Por ignorância ou por conveniência, parte dos chamados brasileiros de bem e defensores da verdade alternativa dolosamente confundem a liberdade de expressão e a democracia com a anarquia verborrágica e o vale-tudo das redes sociais. Todos são livres para tomar atitudes e exercitar pensamentos, mas há limites muito claros do que pode e o que não se pode fazer em público. Por baixo da roupa, todos são pelados. Nem por isso é permitido sair às ruas como Adão e Eva no jardim do Éden. Todos podem escolher por usar capacete ao andar de moto ou prender o cinto de segurança ao dirigir, mas a ausência de um ou de outro pode gerar multas e pontos na carteira de quem decidir por não utilizar. A liberdade existe tanto quanto a punição por infringir as leis.

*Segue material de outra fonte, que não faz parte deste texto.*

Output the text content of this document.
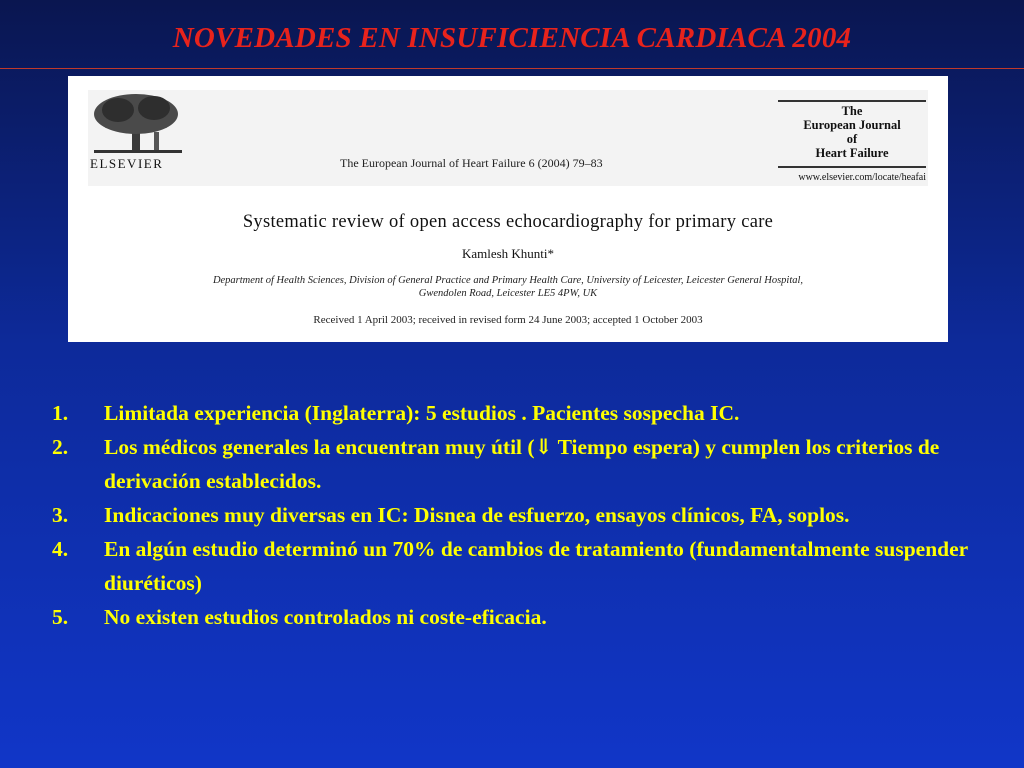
NOVEDADES EN INSUFICIENCIA CARDIACA 2004
ELSEVIER	The European Journal of Heart Failure 6 (2004) 79–83
The
European Journal
of
Heart Failure
www.elsevier.com/locate/heafai
Systematic review of open access echocardiography for primary care
Kamlesh Khunti*
Department of Health Sciences, Division of General Practice and Primary Health Care, University of Leicester, Leicester General Hospital,
Gwendolen Road, Leicester LE5 4PW, UK
Received 1 April 2003; received in revised form 24 June 2003; accepted 1 October 2003
1. Limitada experiencia (Inglaterra): 5 estudios . Pacientes sospecha IC.
2. Los médicos generales la encuentran muy útil (⇓ Tiempo espera) y cumplen los criterios de derivación establecidos.
3. Indicaciones muy diversas en IC: Disnea de esfuerzo, ensayos clínicos, FA, soplos.
4. En algún estudio determinó un 70% de cambios de tratamiento (fundamentalmente suspender diuréticos)
5. No existen estudios controlados ni coste-eficacia.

A internet e a liberdade de expressão, em nenhuma medida, diferem dos exemplos acima. Ter opinião não é carta branca para cometer crimes. Calúnia e difamação não estão no mesmo time do embate de ideias e ideologias. Podemos ter opiniões sobre o presidente Jair Bolsonaro, seus filhos, seus ministros e sobre os que os defendem cegamente, mas expressar publicamente o que se pensa de cada um renderia processos indefensáveis e financeiramente impagáveis. As críticas e contraposições devem respeitar os limites éticos e legais – embora essas fronteiras sejam, constantemente, ultrapassadas por todos os lados.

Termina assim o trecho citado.